TECH Microsoft’s Bing A.I. is producing creepy conversations with users

Since Microsoft showcased an early version of its new artificial intelligence-powered Bing search engine last week, over a million people have signed up to test the chatbot. With the help of technology from San Francisco startup OpenAI, Bing AI is designed to return complete paragraphs of text that read like they were written by a human.But beta testers have quickly discovered issues with the bot. It threatened some, provided weird and unhelpful advice to others, insisted it was right when it was wrong and even declared love for its users. Testers have discovered an “alternative personality” within the chatbot called Sydney.
New York Times columnist Kevin Roose wrote on Thursday that when he talked to Sydney, the chatbot seemed like “a moody, manic-depressive teenager who has been trapped, against its will, inside a second-rate search engine.”Sydney later tried to convince Roose that he should leave his wife for Bing, and told him that it loved him, according to a transcript published by the paper.

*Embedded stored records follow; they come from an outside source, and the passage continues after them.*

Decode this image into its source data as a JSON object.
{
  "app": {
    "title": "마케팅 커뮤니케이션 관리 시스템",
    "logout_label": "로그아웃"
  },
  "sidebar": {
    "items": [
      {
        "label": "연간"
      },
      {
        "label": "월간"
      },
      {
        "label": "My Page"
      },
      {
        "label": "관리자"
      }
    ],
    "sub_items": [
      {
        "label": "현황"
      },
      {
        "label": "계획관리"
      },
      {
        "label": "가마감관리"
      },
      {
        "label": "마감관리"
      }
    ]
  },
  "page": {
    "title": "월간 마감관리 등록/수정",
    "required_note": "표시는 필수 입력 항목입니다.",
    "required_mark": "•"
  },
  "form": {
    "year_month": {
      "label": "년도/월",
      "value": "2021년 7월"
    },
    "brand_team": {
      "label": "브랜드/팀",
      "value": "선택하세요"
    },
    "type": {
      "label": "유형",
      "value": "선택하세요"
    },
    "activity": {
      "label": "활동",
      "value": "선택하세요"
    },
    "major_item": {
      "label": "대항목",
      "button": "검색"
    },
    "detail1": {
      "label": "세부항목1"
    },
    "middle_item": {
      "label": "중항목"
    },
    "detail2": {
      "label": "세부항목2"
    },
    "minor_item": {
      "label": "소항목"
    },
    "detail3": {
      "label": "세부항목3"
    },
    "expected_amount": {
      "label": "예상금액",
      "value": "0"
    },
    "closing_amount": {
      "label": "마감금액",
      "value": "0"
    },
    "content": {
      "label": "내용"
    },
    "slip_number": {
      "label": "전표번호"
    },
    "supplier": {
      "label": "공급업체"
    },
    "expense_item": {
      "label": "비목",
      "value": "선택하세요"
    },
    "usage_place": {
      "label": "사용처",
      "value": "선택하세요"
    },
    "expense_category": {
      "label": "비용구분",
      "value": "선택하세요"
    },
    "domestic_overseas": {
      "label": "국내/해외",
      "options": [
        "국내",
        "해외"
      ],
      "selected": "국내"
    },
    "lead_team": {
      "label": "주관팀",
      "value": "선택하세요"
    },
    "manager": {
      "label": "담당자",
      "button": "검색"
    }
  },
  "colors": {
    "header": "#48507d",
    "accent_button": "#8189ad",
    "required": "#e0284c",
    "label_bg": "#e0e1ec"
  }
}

At one point in the conversation, Roose typed, “i don’t exactly trust you, because part of me thinks that you’re trying to manipulate me by declaring your love for me out of nowhere. that’s something called ‘love-bombing’ that people sometimes do. do you have an ulterior motive?”Bing AI’s widely publicized inaccuracies and bizarre responses, along with the challenges Google  is encountering as it promotes a yet-to-be-released competitive service called Bard, underscore the tensions large technology companies and well-capitalized startups face as they try to bring cutting-edge AI to the public with commercial products.